For many visitors, the black and white tiles in the Central Hall at Mount Stewart had become an iconic feature of this historic estate and yet the monochrome floor was a fairly recent addition, being laid by Lady Mairi in the 1960s.
With funding from The Heritage Lottery Fund’s Sharing Heritage programme, donations and legacies, a team of expert conservators have painstakingly restored the Central Hall floor to how it would have looked back in the 1840s.
Time well spent
Costing £300,000, the floor restoration took around six months and included the removal of the linoleum tiles and underlying bituminous compound; cleaning and resurfacing of the original stone floor and the repair and replacement of stones where required.
The finished result is spectacular and perfectly complements the recently restored stone coloured walls, giving the Central Hall an almost cathedral-like quality.
Speaking ahead of the floor’s debut, project manager and regional conservator for the National Trust Claire Magill said:
‘This has been a complex conservation project involving a team of skilled specialists who carefully and expertly revealed and restored the magnificent Scrabo stone floor.
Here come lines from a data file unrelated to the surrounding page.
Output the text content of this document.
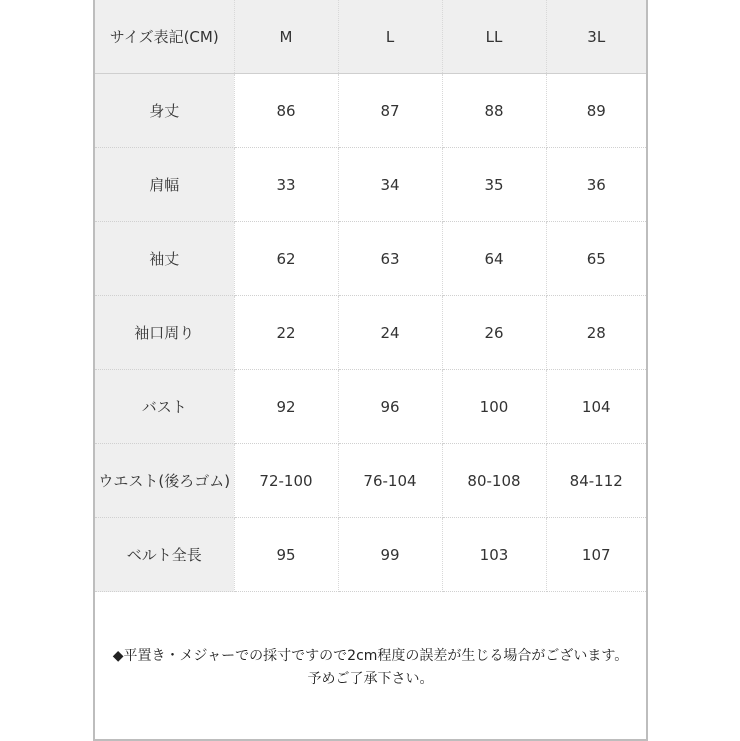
サイズ表記(CM)	M	L	LL	3L
身丈	86	87	88	89
肩幅	33	34	35	36
袖丈	62	63	64	65
袖口周り	22	24	26	28
バスト	92	96	100	104
ウエスト(後ろゴム)	72-100	76-104	80-108	84-112
ベルト全長	95	99	103	107
◆平置き・メジャーでの採寸ですので2cm程度の誤差が生じる場合がございます。
予めご了承下さい。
‘The colour of the pale stone allows the blue hues on the woodwork to shine, and the mirroring pattern of the floor and glass ceiling which was revealed during the project, is a testament to the intricate design of this fabulous building.
‘The Central Hall is at the heart of this wonderful building and it will be a pleasure to see the hall once again playing host to guests and social events.’
The successful unveiling of the floor is the latest in the line of high profile achievements for Mount Stewart. After winning the Building Conservation Award at the Royal Institute of Chartered Surveyors Awards in 2016, the property is currently a nominee for Channel 4’s Great British Buildings: Restoration of the Year.